Et aujourd’hui, je remercie 1 000 fois ma libraire préférée de m’avoir remis sur cet album. Je veux parler du « Singe de Hartlepool » car c’est bien de lui dont il s’agit. Cette BD aurait pu être écrite par Jean Teulé. Pour paraphraser ce dernier, l’album de Lupano et Moreau aurait pu s’appeler « Pendez le si vous voulez ». On retrouve des similitudes dans ces 2 histoires, issues toutes 2 de faits tristement historiques.
D’un côté (chez Teulé) un jeune homme qui se rend à la foire annuelle du bourg et finit dépecé voire mangé par certains de ces agresseurs; de l’autre (chez Lupano et Moreau), un singe en uniforme français qui suite au naufrage du bateau qui le transporte se retrouve jugé par les habitants du village de Hartlepool en plein conflit napoléonien.
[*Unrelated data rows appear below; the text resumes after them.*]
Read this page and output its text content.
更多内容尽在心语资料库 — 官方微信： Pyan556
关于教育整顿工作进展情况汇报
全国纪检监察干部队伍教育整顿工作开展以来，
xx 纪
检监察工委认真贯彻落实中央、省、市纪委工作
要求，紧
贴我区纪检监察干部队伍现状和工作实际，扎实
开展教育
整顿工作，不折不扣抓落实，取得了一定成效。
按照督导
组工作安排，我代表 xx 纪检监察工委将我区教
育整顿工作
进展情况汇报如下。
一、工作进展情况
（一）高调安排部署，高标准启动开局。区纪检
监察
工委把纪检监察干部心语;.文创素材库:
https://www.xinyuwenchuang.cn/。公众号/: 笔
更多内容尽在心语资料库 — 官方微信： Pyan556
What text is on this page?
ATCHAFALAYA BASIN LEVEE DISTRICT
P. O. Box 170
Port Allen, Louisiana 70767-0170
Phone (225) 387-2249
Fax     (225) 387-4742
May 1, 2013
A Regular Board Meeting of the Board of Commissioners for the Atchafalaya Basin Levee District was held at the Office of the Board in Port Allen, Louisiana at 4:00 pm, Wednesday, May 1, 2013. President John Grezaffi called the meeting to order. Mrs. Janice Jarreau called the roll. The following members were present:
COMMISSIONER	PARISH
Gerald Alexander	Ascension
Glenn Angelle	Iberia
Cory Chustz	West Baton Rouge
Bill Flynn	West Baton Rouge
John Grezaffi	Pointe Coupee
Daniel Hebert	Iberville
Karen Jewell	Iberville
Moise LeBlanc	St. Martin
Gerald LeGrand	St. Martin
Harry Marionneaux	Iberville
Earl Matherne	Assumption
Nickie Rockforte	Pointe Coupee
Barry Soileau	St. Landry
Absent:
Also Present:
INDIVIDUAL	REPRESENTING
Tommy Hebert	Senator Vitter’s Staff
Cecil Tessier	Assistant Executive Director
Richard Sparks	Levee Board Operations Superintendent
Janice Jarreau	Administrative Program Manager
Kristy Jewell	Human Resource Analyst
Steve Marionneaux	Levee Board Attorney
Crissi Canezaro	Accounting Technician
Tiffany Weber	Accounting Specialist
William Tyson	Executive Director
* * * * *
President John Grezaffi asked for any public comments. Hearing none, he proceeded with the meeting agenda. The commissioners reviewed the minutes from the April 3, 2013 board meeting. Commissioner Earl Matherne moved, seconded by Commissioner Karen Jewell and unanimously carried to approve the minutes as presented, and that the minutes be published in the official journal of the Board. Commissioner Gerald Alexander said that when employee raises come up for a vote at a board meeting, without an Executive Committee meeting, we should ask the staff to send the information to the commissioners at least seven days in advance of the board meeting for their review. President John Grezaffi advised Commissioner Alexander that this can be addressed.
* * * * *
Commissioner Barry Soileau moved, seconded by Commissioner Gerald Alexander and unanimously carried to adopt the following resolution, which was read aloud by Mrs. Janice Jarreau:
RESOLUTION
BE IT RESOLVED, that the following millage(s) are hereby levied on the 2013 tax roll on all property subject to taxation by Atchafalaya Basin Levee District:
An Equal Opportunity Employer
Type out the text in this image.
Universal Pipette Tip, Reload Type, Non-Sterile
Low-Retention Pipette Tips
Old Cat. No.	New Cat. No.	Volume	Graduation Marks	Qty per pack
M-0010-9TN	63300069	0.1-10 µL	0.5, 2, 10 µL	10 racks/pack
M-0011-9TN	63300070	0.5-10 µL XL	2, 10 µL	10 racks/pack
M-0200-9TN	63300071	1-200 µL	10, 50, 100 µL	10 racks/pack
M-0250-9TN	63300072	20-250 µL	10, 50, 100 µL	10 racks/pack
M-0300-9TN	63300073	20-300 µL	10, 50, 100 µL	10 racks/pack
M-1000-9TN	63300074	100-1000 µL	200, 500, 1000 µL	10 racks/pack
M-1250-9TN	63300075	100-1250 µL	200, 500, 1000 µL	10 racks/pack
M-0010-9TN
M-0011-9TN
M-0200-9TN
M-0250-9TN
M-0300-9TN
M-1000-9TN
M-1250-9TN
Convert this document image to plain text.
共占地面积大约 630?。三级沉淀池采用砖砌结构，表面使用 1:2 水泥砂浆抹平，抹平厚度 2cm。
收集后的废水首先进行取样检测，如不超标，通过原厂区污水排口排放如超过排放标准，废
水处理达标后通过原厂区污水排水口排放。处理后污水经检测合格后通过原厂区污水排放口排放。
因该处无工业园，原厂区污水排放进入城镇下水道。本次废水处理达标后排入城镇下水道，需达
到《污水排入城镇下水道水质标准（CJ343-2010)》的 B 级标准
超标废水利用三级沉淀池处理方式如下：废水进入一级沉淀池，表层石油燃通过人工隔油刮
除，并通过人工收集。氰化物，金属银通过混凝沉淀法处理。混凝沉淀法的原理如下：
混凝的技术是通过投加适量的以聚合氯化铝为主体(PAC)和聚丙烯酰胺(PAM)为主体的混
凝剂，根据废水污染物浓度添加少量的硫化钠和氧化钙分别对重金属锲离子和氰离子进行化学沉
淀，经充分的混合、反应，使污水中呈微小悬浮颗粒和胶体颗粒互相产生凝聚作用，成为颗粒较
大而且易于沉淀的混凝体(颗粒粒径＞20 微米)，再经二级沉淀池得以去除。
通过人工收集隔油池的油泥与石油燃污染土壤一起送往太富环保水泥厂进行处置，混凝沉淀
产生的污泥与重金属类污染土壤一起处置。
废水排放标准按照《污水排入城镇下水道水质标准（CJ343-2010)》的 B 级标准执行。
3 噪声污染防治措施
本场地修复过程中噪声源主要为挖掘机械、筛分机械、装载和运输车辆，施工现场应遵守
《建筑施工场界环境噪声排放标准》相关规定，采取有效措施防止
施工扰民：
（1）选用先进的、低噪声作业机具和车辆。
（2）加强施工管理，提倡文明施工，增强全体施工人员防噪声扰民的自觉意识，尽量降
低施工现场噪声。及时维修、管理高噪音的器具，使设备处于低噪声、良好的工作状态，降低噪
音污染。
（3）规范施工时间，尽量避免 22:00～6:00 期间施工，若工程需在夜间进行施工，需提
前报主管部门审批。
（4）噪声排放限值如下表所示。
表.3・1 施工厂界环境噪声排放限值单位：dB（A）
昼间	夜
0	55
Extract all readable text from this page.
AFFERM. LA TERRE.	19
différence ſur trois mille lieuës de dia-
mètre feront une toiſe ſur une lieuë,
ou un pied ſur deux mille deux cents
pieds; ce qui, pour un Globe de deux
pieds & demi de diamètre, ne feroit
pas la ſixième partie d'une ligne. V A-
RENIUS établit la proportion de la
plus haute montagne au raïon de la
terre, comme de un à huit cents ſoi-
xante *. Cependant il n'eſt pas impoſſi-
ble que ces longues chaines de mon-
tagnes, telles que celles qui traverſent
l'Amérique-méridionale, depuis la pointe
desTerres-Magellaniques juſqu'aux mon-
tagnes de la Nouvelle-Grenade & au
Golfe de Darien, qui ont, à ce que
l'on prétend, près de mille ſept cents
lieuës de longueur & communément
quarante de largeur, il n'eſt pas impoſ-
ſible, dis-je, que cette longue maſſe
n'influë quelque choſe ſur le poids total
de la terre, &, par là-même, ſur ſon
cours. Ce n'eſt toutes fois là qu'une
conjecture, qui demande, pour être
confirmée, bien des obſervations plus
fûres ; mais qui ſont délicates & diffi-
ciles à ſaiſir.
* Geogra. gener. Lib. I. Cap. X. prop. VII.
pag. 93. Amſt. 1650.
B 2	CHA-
Le singe finira par être pendu par les habitants du bourg au motif qu’il est français…
La BD dépeint bien la bêtise ordinaire, le racisme, les préjugés et surtout l’ignorance qui engendrent haine et violence. A la lecture de cet album, on ne peut s’empêcher de penser à cette phrase dont l’auteur ne me revient pas : »Le nationalisme, c’est la haine des autres, le patriotisme, c’est l’amour des siens ».
Il y a tout cela dans la BD de Lupano et Moreau. Toute cette absurdité qui nous fait dire avec nos yeux d’hommes du XXI ème siècle que nous avons bien évolué depuis lors (ce qui reste à démontrer, vous en conviendrez).
Le livre est d’autant plus intelligent qu’y figure un cahier historique qui explique la perception que l’on pouvait avoir du singe voilà 2 siècles maintenant. C’est édifiant et permet d’éviter trop d’anachronismes.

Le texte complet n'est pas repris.